Ein Mitglied der deutschen Bundesregierung wird deshalb auch über „Liberty and Law in Europe“ nicht so reden, als seien wir Deutschen deren Erfinder oder Hüter oder Lehrer. Sie könnten das mit deutlich mehr Recht über sich sagen. Die polnische Verfassung vom 3. Mai 1791 war die erste moderne Verfassung Europas, genau vier Monate vor der ersten französischen Verfassung. Diese Verfassung vom 3. Mai war Rousseaus Gedanken der Volkssouveränität und Montesquieus genialem und zeitlosem Konzept der Gewaltenteilung verpflichtet. Hugo Kołłątaj, einer der großen Aufklärer Europas, war einer ihrer Hauptautoren. Sechs Jahrzehnte später, 1848, versuchten die Deutschen mit der Paulskirchenverfassung Ähnliches – aber scheiterten.
Polen gehört mit Frankreich an den Beginn der europäischen Verfassungsgeschichte von Recht und Freiheit. Diese Verfassungsgeschichte Europas hat bekanntlich keine grade Linie; und zu keiner Zeit war sie ohne Rückschläge. Bis heute tun wir in Europa gut daran, in unseren eigenen Ländern wachsam zu sein – jeder in seinem.
Liberty and Law sind in Europa in jedem Land immer neu zu verteidigen und zu sichern. Jedes Land kennt heute die Gefährdungen, die der liberalen Ordnung von innen drohen. Jedes Land hat Versuchungen zu widerstehen, sich die manchmal unbequeme Teilung und gegenseitige Kontrolle der Gewalten irgendwie bequemer zu machen.
Die Gefahr ist immer wieder da: Demokratien können sich mit ihren eigenen Mitteln selbst abschaffen, wenn der Mehrheit keine Grenzen gesetzt sind. Seit den amerikanischen, polnischen und französischen Verfassungen des 18. Jahrhunderts enthalten freiheitliche Verfassungen deshalb Arrangements der checks and balances. Dazu gehört eine starke, unabhängige Justiz, die der Politik auch Einhalt gebieten kann, wenn sie Recht und Verfassung verletzt.
Jedes Land hat sich selbst immer wieder in Erinnerung zu rufen: Natürlich, in der Demokratie entscheidet die Mehrheit. Aber weil jeder einmal Minderheit sein kann, bedeutet auch in der Demokratie schrankenlose Macht Tyrannis – die Tyrannei der Mehrheit. Deshalb sind Demokratie und Freiheit – ist liberale Demokratie – nur denkbar, wenn es Grundrechte und eine unabhängige Justiz gibt, um Macht zu mäßigen.
Die Regeln des freiheitlichen Rechtsstaats sind Regeln, die dem Gerechtigkeitskriterium des großen US-amerikanischen Philosophen John Rawls in beispielhafter Weise genügen.

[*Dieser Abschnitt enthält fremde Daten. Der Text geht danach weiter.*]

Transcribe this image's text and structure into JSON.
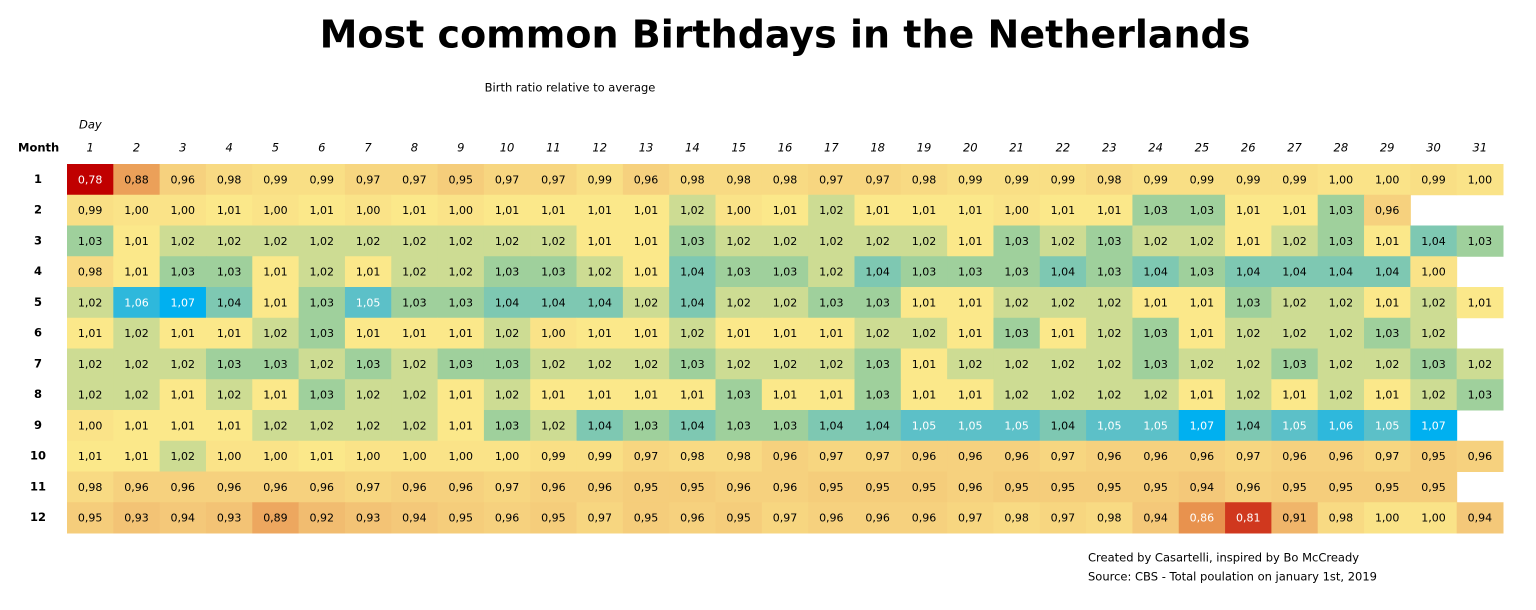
{
  "chart_data": {
    "type": "heatmap",
    "title": "Most common Birthdays in the Netherlands",
    "subtitle": "Birth ratio relative to average",
    "x_label": "Day",
    "y_label": "Month",
    "x": [
      1,
      2,
      3,
      4,
      5,
      6,
      7,
      8,
      9,
      10,
      11,
      12,
      13,
      14,
      15,
      16,
      17,
      18,
      19,
      20,
      21,
      22,
      23,
      24,
      25,
      26,
      27,
      28,
      29,
      30,
      31
    ],
    "y": [
      1,
      2,
      3,
      4,
      5,
      6,
      7,
      8,
      9,
      10,
      11,
      12
    ],
    "colormap": [
      "#c00000",
      "#e8904c",
      "#f3c577",
      "#fbe88a",
      "#9fd09c",
      "#5cc0c8",
      "#00b0f0"
    ],
    "values": [
      [
        0.78,
        0.88,
        0.96,
        0.98,
        0.99,
        0.99,
        0.97,
        0.97,
        0.95,
        0.97,
        0.97,
        0.99,
        0.96,
        0.98,
        0.98,
        0.98,
        0.97,
        0.97,
        0.98,
        0.99,
        0.99,
        0.99,
        0.98,
        0.99,
        0.99,
        0.99,
        0.99,
        1.0,
        1.0,
        0.99,
        1.0
      ],
      [
        0.99,
        1.0,
        1.0,
        1.01,
        1.0,
        1.01,
        1.0,
        1.01,
        1.0,
        1.01,
        1.01,
        1.01,
        1.01,
        1.02,
        1.0,
        1.01,
        1.02,
        1.01,
        1.01,
        1.01,
        1.0,
        1.01,
        1.01,
        1.03,
        1.03,
        1.01,
        1.01,
        1.03,
        0.96
      ],
      [
        1.03,
        1.01,
        1.02,
        1.02,
        1.02,
        1.02,
        1.02,
        1.02,
        1.02,
        1.02,
        1.02,
        1.01,
        1.01,
        1.03,
        1.02,
        1.02,
        1.02,
        1.02,
        1.02,
        1.01,
        1.03,
        1.02,
        1.03,
        1.02,
        1.02,
        1.01,
        1.02,
        1.03,
        1.01,
        1.04,
        1.03
      ],
      [
        0.98,
        1.01,
        1.03,
        1.03,
        1.01,
        1.02,
        1.01,
        1.02,
        1.02,
        1.03,
        1.03,
        1.02,
        1.01,
        1.04,
        1.03,
        1.03,
        1.02,
        1.04,
        1.03,
        1.03,
        1.03,
        1.04,
        1.03,
        1.04,
        1.03,
        1.04,
        1.04,
        1.04,
        1.04,
        1.0
      ],
      [
        1.02,
        1.06,
        1.07,
        1.04,
        1.01,
        1.03,
        1.05,
        1.03,
        1.03,
        1.04,
        1.04,
        1.04,
        1.02,
        1.04,
        1.02,
        1.02,
        1.03,
        1.03,
        1.01,
        1.01,
        1.02,
        1.02,
        1.02,
        1.01,
        1.01,
        1.03,
        1.02,
        1.02,
        1.01,
        1.02,
        1.01
      ],
      [
        1.01,
        1.02,
        1.01,
        1.01,
        1.02,
        1.03,
        1.01,
        1.01,
        1.01,
        1.02,
        1.0,
        1.01,
        1.01,
        1.02,
        1.01,
        1.01,
        1.01,
        1.02,
        1.02,
        1.01,
        1.03,
        1.01,
        1.02,
        1.03,
        1.01,
        1.02,
        1.02,
        1.02,
        1.03,
        1.02
      ],
      [
        1.02,
        1.02,
        1.02,
        1.03,
        1.03,
        1.02,
        1.03,
        1.02,
        1.03,
        1.03,
        1.02,
        1.02,
        1.02,
        1.03,
        1.02,
        1.02,
        1.02,
        1.03,
        1.01,
        1.02,
        1.02,
        1.02,
        1.02,
        1.03,
        1.02,
        1.02,
        1.03,
        1.02,
        1.02,
        1.03,
        1.02
      ],
      [
        1.02,
        1.02,
        1.01,
        1.02,
        1.01,
        1.03,
        1.02,
        1.02,
        1.01,
        1.02,
        1.01,
        1.01,
        1.01,
        1.01,
        1.03,
        1.01,
        1.01,
        1.03,
        1.01,
        1.01,
        1.02,
        1.02,
        1.02,
        1.02,
        1.01,
        1.02,
        1.01,
        1.02,
        1.01,
        1.02,
        1.03
      ],
      [
        1.0,
        1.01,
        1.01,
        1.01,
        1.02,
        1.02,
        1.02,
        1.02,
        1.01,
        1.03,
        1.02,
        1.04,
        1.03,
        1.04,
        1.03,
        1.03,
        1.04,
        1.04,
        1.05,
        1.05,
        1.05,
        1.04,
        1.05,
        1.05,
        1.07,
        1.04,
        1.05,
        1.06,
        1.05,
        1.07
      ],
      [
        1.01,
        1.01,
        1.02,
        1.0,
        1.0,
        1.01,
        1.0,
        1.0,
        1.0,
        1.0,
        0.99,
        0.99,
        0.97,
        0.98,
        0.98,
        0.96,
        0.97,
        0.97,
        0.96,
        0.96,
        0.96,
        0.97,
        0.96,
        0.96,
        0.96,
        0.97,
        0.96,
        0.96,
        0.97,
        0.95,
        0.96
      ],
      [
        0.98,
        0.96,
        0.96,
        0.96,
        0.96,
        0.96,
        0.97,
        0.96,
        0.96,
        0.97,
        0.96,
        0.96,
        0.95,
        0.95,
        0.96,
        0.96,
        0.95,
        0.95,
        0.95,
        0.96,
        0.95,
        0.95,
        0.95,
        0.95,
        0.94,
        0.96,
        0.95,
        0.95,
        0.95,
        0.95
      ],
      [
        0.95,
        0.93,
        0.94,
        0.93,
        0.89,
        0.92,
        0.93,
        0.94,
        0.95,
        0.96,
        0.95,
        0.97,
        0.95,
        0.96,
        0.95,
        0.97,
        0.96,
        0.96,
        0.96,
        0.97,
        0.98,
        0.97,
        0.98,
        0.94,
        0.86,
        0.81,
        0.91,
        0.98,
        1.0,
        1.0,
        0.94
      ]
    ],
    "value_labels": [
      [
        "0,78",
        "0,88",
        "0,96",
        "0,98",
        "0,99",
        "0,99",
        "0,97",
        "0,97",
        "0,95",
        "0,97",
        "0,97",
        "0,99",
        "0,96",
        "0,98",
        "0,98",
        "0,98",
        "0,97",
        "0,97",
        "0,98",
        "0,99",
        "0,99",
        "0,99",
        "0,98",
        "0,99",
        "0,99",
        "0,99",
        "0,99",
        "1,00",
        "1,00",
        "0,99",
        "1,00"
      ],
      [
        "0,99",
        "1,00",
        "1,00",
        "1,01",
        "1,00",
        "1,01",
        "1,00",
        "1,01",
        "1,00",
        "1,01",
        "1,01",
        "1,01",
        "1,01",
        "1,02",
        "1,00",
        "1,01",
        "1,02",
        "1,01",
        "1,01",
        "1,01",
        "1,00",
        "1,01",
        "1,01",
        "1,03",
        "1,03",
        "1,01",
        "1,01",
        "1,03",
        "0,96"
      ],
      [
        "1,03",
        "1,01",
        "1,02",
        "1,02",
        "1,02",
        "1,02",
        "1,02",
        "1,02",
        "1,02",
        "1,02",
        "1,02",
        "1,01",
        "1,01",
        "1,03",
        "1,02",
        "1,02",
        "1,02",
        "1,02",
        "1,02",
        "1,01",
        "1,03",
        "1,02",
        "1,03",
        "1,02",
        "1,02",
        "1,01",
        "1,02",
        "1,03",
        "1,01",
        "1,04",
        "1,03"
      ],
      [
        "0,98",
        "1,01",
        "1,03",
        "1,03",
        "1,01",
        "1,02",
        "1,01",
        "1,02",
        "1,02",
        "1,03",
        "1,03",
        "1,02",
        "1,01",
        "1,04",
        "1,03",
        "1,03",
        "1,02",
        "1,04",
        "1,03",
        "1,03",
        "1,03",
        "1,04",
        "1,03",
        "1,04",
        "1,03",
        "1,04",
        "1,04",
        "1,04",
        "1,04",
        "1,00"
      ],
      [
        "1,02",
        "1,06",
        "1,07",
        "1,04",
        "1,01",
        "1,03",
        "1,05",
        "1,03",
        "1,03",
        "1,04",
        "1,04",
        "1,04",
        "1,02",
        "1,04",
        "1,02",
        "1,02",
        "1,03",
        "1,03",
        "1,01",
        "1,01",
        "1,02",
        "1,02",
        "1,02",
        "1,01",
        "1,01",
        "1,03",
        "1,02",
        "1,02",
        "1,01",
        "1,02",
        "1,01"
      ],
      [
        "1,01",
        "1,02",
        "1,01",
        "1,01",
        "1,02",
        "1,03",
        "1,01",
        "1,01",
        "1,01",
        "1,02",
        "1,00",
        "1,01",
        "1,01",
        "1,02",
        "1,01",
        "1,01",
        "1,01",
        "1,02",
        "1,02",
        "1,01",
        "1,03",
        "1,01",
        "1,02",
        "1,03",
        "1,01",
        "1,02",
        "1,02",
        "1,02",
        "1,03",
        "1,02"
      ],
      [
        "1,02",
        "1,02",
        "1,02",
        "1,03",
        "1,03",
        "1,02",
        "1,03",
        "1,02",
        "1,03",
        "1,03",
        "1,02",
        "1,02",
        "1,02",
        "1,03",
        "1,02",
        "1,02",
        "1,02",
        "1,03",
        "1,01",
        "1,02",
        "1,02",
        "1,02",
        "1,02",
        "1,03",
        "1,02",
        "1,02",
        "1,03",
        "1,02",
        "1,02",
        "1,03",
        "1,02"
      ],
      [
        "1,02",
        "1,02",
        "1,01",
        "1,02",
        "1,01",
        "1,03",
        "1,02",
        "1,02",
        "1,01",
        "1,02",
        "1,01",
        "1,01",
        "1,01",
        "1,01",
        "1,03",
        "1,01",
        "1,01",
        "1,03",
        "1,01",
        "1,01",
        "1,02",
        "1,02",
        "1,02",
        "1,02",
        "1,01",
        "1,02",
        "1,01",
        "1,02",
        "1,01",
        "1,02",
        "1,03"
      ],
      [
        "1,00",
        "1,01",
        "1,01",
        "1,01",
        "1,02",
        "1,02",
        "1,02",
        "1,02",
        "1,01",
        "1,03",
        "1,02",
        "1,04",
        "1,03",
        "1,04",
        "1,03",
        "1,03",
        "1,04",
        "1,04",
        "1,05",
        "1,05",
        "1,05",
        "1,04",
        "1,05",
        "1,05",
        "1,07",
        "1,04",
        "1,05",
        "1,06",
        "1,05",
        "1,07"
      ],
      [
        "1,01",
        "1,01",
        "1,02",
        "1,00",
        "1,00",
        "1,01",
        "1,00",
        "1,00",
        "1,00",
        "1,00",
        "0,99",
        "0,99",
        "0,97",
        "0,98",
        "0,98",
        "0,96",
        "0,97",
        "0,97",
        "0,96",
        "0,96",
        "0,96",
        "0,97",
        "0,96",
        "0,96",
        "0,96",
        "0,97",
        "0,96",
        "0,96",
        "0,97",
        "0,95",
        "0,96"
      ],
      [
        "0,98",
        "0,96",
        "0,96",
        "0,96",
        "0,96",
        "0,96",
        "0,97",
        "0,96",
        "0,96",
        "0,97",
        "0,96",
        "0,96",
        "0,95",
        "0,95",
        "0,96",
        "0,96",
        "0,95",
        "0,95",
        "0,95",
        "0,96",
        "0,95",
        "0,95",
        "0,95",
        "0,95",
        "0,94",
        "0,96",
        "0,95",
        "0,95",
        "0,95",
        "0,95"
      ],
      [
        "0,95",
        "0,93",
        "0,94",
        "0,93",
        "0,89",
        "0,92",
        "0,93",
        "0,94",
        "0,95",
        "0,96",
        "0,95",
        "0,97",
        "0,95",
        "0,96",
        "0,95",
        "0,97",
        "0,96",
        "0,96",
        "0,96",
        "0,97",
        "0,98",
        "0,97",
        "0,98",
        "0,94",
        "0,86",
        "0,81",
        "0,91",
        "0,98",
        "1,00",
        "1,00",
        "0,94"
      ]
    ],
    "annotations": [
      "Created by Casartelli, inspired by Bo McCready",
      "Source: CBS - Total poulation on january 1st, 2019"
    ]
  }
}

Ich denke, so akademisch darf ich an einer Universität hier kurz werden. Aber es gehört absolut zur Sache. Die prüfende Frage von John Rawls war: Kann man einem Set von Regeln zustimmen, gerade ohne dass man weiß, wo man unter der Herrschaft dieser Regeln stehen wird? Für die Regeln der Machtausübung im Staat also: ob man auf der Seite der Minderheit oder auf der Seite der Mehrheit stehen wird; ob auf der Seite der Regierung oder auf der Seite der Opposition. Unter diesem berühmten „Schleier des Nichtwissens“ zeige sich die Gerechtigkeit und Fairness von Regeln.
Und, ja, nach diesem Kriterium sind die Regeln des Rechtsstaats fair und gerecht. Denn warum werden wir diesen Regeln und Begrenzungen von Macht zustimmen? Wir werden es tun, weil sie angesichts der immer möglichen Veränderung der Machtverhältnisse auch mich einmal, in der Minderheit, vor der Missachtung meiner Rechte durch die Mehrheit schützen können. Auch die demokratisch legitimierte Mehrheit darf nicht alles. Unabhängige Gerichte wachen darüber.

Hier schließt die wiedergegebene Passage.